— Да когда же ты онемеешь! — зарычал Геракл, оставляя весло.
Я не успел и сообразить, что случилось, а Гилас взвился вверх, словно один из Бореадов, только без крыльев. Правда, летел он недолго и недалеко.
— Суши весла! — раздалась команда Ясона, обретшего голос. — Человек за бортом!
Судно не встало, а продолжало медленно плыть по течению. Надеюсь, Гилас отстанет? Надо было его кентаврам отдать, вместо меня, да там и забыть.
— Может, не стоило спасать? — вздохнул Геракл, наблюдая, как в сторону Гиласа полетела веревка.
— Поздно, — вздохнул и я, глядя, как юнец судорожно вцепился в конец, а его уже тянут на борт и мечтательно произнес. — Если бы засранца веслом по башке огреть, было бы надежнее.
Мы с Гераклом грустно переглянулись, пожали друг другу руки и еще раз вздохнули. Думаю, полубог уже проклял себя за то, что взял юнца на корабль. С другой стороны — это наказание за убийство отца Гиласа.

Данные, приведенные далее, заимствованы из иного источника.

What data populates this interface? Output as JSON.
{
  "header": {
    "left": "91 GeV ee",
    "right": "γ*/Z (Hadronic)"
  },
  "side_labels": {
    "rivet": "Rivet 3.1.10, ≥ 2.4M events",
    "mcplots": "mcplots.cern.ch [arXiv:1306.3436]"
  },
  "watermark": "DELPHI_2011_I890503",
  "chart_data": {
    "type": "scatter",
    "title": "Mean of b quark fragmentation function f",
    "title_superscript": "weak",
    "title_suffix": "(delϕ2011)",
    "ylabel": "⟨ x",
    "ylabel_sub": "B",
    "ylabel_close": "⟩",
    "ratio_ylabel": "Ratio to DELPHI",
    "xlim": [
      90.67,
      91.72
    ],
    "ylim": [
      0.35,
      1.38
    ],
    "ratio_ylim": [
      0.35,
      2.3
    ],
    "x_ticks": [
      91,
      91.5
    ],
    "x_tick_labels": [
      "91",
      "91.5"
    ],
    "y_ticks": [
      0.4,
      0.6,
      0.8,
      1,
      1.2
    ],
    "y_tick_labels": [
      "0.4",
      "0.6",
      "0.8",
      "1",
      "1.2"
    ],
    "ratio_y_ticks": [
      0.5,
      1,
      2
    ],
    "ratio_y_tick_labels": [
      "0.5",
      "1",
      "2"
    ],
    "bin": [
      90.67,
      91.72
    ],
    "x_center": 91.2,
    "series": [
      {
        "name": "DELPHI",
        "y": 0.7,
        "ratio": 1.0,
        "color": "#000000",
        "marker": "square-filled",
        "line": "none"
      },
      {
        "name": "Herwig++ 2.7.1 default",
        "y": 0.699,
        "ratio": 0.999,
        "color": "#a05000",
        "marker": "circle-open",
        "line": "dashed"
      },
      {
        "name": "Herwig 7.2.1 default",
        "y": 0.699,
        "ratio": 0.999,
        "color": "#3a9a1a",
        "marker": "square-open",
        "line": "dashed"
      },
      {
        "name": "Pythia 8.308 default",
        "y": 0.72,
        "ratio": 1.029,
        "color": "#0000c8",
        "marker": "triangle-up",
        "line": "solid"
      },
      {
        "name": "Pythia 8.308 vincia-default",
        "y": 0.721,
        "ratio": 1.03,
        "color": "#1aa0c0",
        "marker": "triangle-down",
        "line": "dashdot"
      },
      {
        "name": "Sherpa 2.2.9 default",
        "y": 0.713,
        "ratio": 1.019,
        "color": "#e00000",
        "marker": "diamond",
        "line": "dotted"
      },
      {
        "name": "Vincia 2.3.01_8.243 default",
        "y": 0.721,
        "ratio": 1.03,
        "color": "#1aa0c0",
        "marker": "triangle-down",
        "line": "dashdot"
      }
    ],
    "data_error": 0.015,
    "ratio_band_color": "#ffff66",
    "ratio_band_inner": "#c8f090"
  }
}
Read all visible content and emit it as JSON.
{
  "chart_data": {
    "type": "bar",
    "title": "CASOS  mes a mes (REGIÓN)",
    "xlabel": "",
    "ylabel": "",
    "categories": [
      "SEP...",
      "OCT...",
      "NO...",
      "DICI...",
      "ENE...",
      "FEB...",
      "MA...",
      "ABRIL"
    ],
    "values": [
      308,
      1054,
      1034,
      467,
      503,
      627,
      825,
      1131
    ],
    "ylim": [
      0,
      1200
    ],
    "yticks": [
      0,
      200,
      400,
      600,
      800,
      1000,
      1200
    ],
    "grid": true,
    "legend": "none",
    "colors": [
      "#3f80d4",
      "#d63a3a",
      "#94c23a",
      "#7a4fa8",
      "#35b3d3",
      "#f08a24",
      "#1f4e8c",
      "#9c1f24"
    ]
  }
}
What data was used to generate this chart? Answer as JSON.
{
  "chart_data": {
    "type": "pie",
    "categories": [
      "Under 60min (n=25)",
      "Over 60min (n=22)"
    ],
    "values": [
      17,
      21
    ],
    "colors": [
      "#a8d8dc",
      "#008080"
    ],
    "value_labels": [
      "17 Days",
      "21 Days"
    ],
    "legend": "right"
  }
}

Мокрого Гиласа, потерявшего в морской пучине шляпу, притащила воительница. Небрежно уронив парня около скамьи, сказала мне с укоризной:
— Саймон, уж тебя-то я считала выдержанным человеком, не то, что другие, вроде Геракла с Тесеем. — Ухватив юнца за хитон, поставила его на ноги. Сорвав с меня шляпу, нахлобучила ее на голову парня.
Я едва не задохнулся от возмущения. Она что, считает, что это я одним махом выкинул болтуна за борт? Так у меня бы сил не хватило. Или хватило? Надо попробовать.
— Аталанта, верни Саймону шляпу, это не он, — пророкотал Геракл. Сняв собственный головной убор, протянул воительнице. — Надень на парня.
Девушка поменяла шляпы, пристукнула меня кулачком по макушке (за что это? и кулачок жесткий!) и вернулась на свою скамью, где грустный Орфей терзал кифару. А мы снова навалились на весла, судно тронулось в путь.
Гилас пытался одновременно грести и удерживать на голове шляпу, спадавшую на глаза. На этот раз он молчал минут двадцать, потом не выдержал:
— Я же не для себя старался, а для тебя. Целую поэму сложил. Если плохая, скажи, чего сразу в море кидать? Может, я рапсодом хочу стать?
— Брехня все это, что ты сочинил, — бросил Геракл, слегка повернув голову. — Не так все было.
— А как оно было? — подскочил со скамейки Гилас. — Я же не сам выдумал, а рассказы слушал.
— Ишь, Геракл, вооруженный одной лишь дубиной... А откуда я лук взял? Подумал бы вначале, а потом пел. Вечером, как встанем на якорь, поедим, тогда расскажу, — пообещал Геракл и замолк.
Гилас пригорюнился. Геракл не Саймон, на шантаж не клюнет. Сказал, что вечером, значит вечером.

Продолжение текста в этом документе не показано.